Мне было велено взять его живым. Живого его увезли бы в Канцелярию, и Орлов снял бы с него всё до последнего имени, и это было бы правильно, и это было бы полезно, и ради этого меня наполовину сюда и послали. А потом он умер бы в камере или на этапе, и дар ушёл бы вместе с ним.
Я думал об этом столько, сколько нужно, чтобы додумать.
За четыре дня до этого во дворе клуба, лёжа на боку и не имея сил поднять руку, я смотрел, как из мёртвого Кровина поднимается белый сгусток. Родовой дар взял его сам, без меня: потянулся и забрал, как забирает всё, до чего дотягивается. Так я получил Направление маны, о котором не просил.
Сейчас я мог решить.
Сокрытие. То, с чем меня не найдут ни Кровины, ни Канцелярия, ни те, кто уронил на Кровина потолок весом с колокольню.
И сжал.
Сгусток поднялся над телом почти сразу — белесый, плотный, видимый тем местом под грудиной, которым я теперь и различал такие вещи. В этот раз я знал, что это, и в этот раз я его позвал.
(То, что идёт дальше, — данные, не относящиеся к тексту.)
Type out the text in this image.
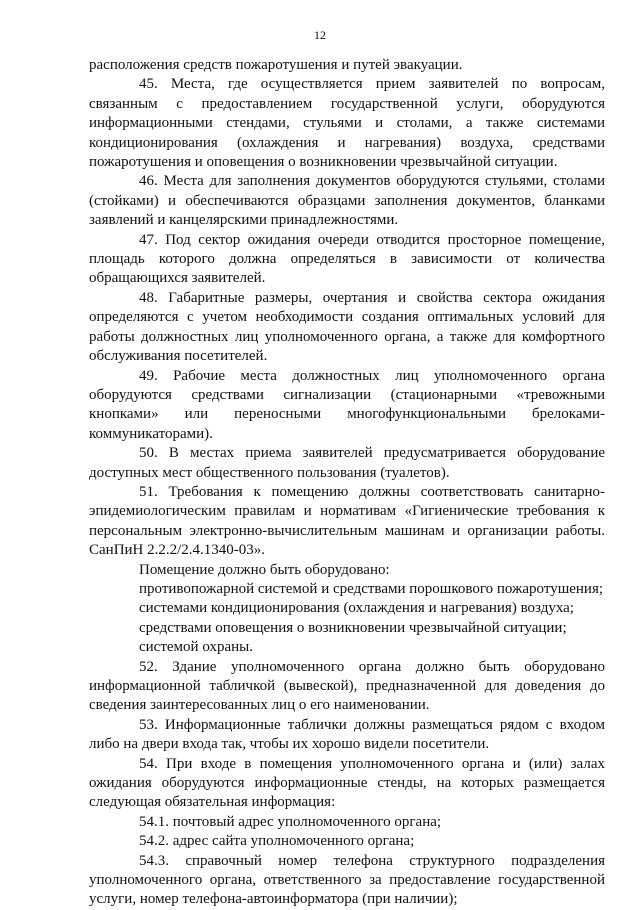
12

расположения средств пожаротушения и путей эвакуации.

45. Места, где осуществляется прием заявителей по вопросам, связанным с предоставлением государственной услуги, оборудуются информационными стендами, стульями и столами, а также системами кондиционирования (охлаждения и нагревания) воздуха, средствами пожаротушения и оповещения о возникновении чрезвычайной ситуации.

46. Места для заполнения документов оборудуются стульями, столами (стойками) и обеспечиваются образцами заполнения документов, бланками заявлений и канцелярскими принадлежностями.

47. Под сектор ожидания очереди отводится просторное помещение, площадь которого должна определяться в зависимости от количества обращающихся заявителей.

48. Габаритные размеры, очертания и свойства сектора ожидания определяются с учетом необходимости создания оптимальных условий для работы должностных лиц уполномоченного органа, а также для комфортного обслуживания посетителей.

49. Рабочие места должностных лиц уполномоченного органа оборудуются средствами сигнализации (стационарными «тревожными кнопками» или переносными многофункциональными брелоками-коммуникаторами).

50. В местах приема заявителей предусматривается оборудование доступных мест общественного пользования (туалетов).

51. Требования к помещению должны соответствовать санитарно-эпидемиологическим правилам и нормативам «Гигиенические требования к персональным электронно-вычислительным машинам и организации работы. СанПиН 2.2.2/2.4.1340-03».

Помещение должно быть оборудовано:

противопожарной системой и средствами порошкового пожаротушения;

системами кондиционирования (охлаждения и нагревания) воздуха;

средствами оповещения о возникновении чрезвычайной ситуации;

системой охраны.

52. Здание уполномоченного органа должно быть оборудовано информационной табличкой (вывеской), предназначенной для доведения до сведения заинтересованных лиц о его наименовании.

53. Информационные таблички должны размещаться рядом с входом либо на двери входа так, чтобы их хорошо видели посетители.

54. При входе в помещения уполномоченного органа и (или) залах ожидания оборудуются информационные стенды, на которых размещается следующая обязательная информация:

54.1. почтовый адрес уполномоченного органа;

54.2. адрес сайта уполномоченного органа;

54.3. справочный номер телефона структурного подразделения уполномоченного органа, ответственного за предоставление государственной услуги, номер телефона-автоинформатора (при наличии);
Он вошёл не так, как входил дар Кровина. Тот вливался, заполняя пустое. Этот начал перекладывать.
Ощущение было отвратительным и совершенно ясным: внутри меня разбирали и собирали заново какие-то ходы, о существовании которых я до сих пор не подозревал. Не прибавляли силы — меняли устройство. Будто в доме, где ты прожил всю жизнь, за одну минуту переставили все двери.
Я стоял на коленях над телом, держась левой за край стола, пока это шло. Кончилось внезапно.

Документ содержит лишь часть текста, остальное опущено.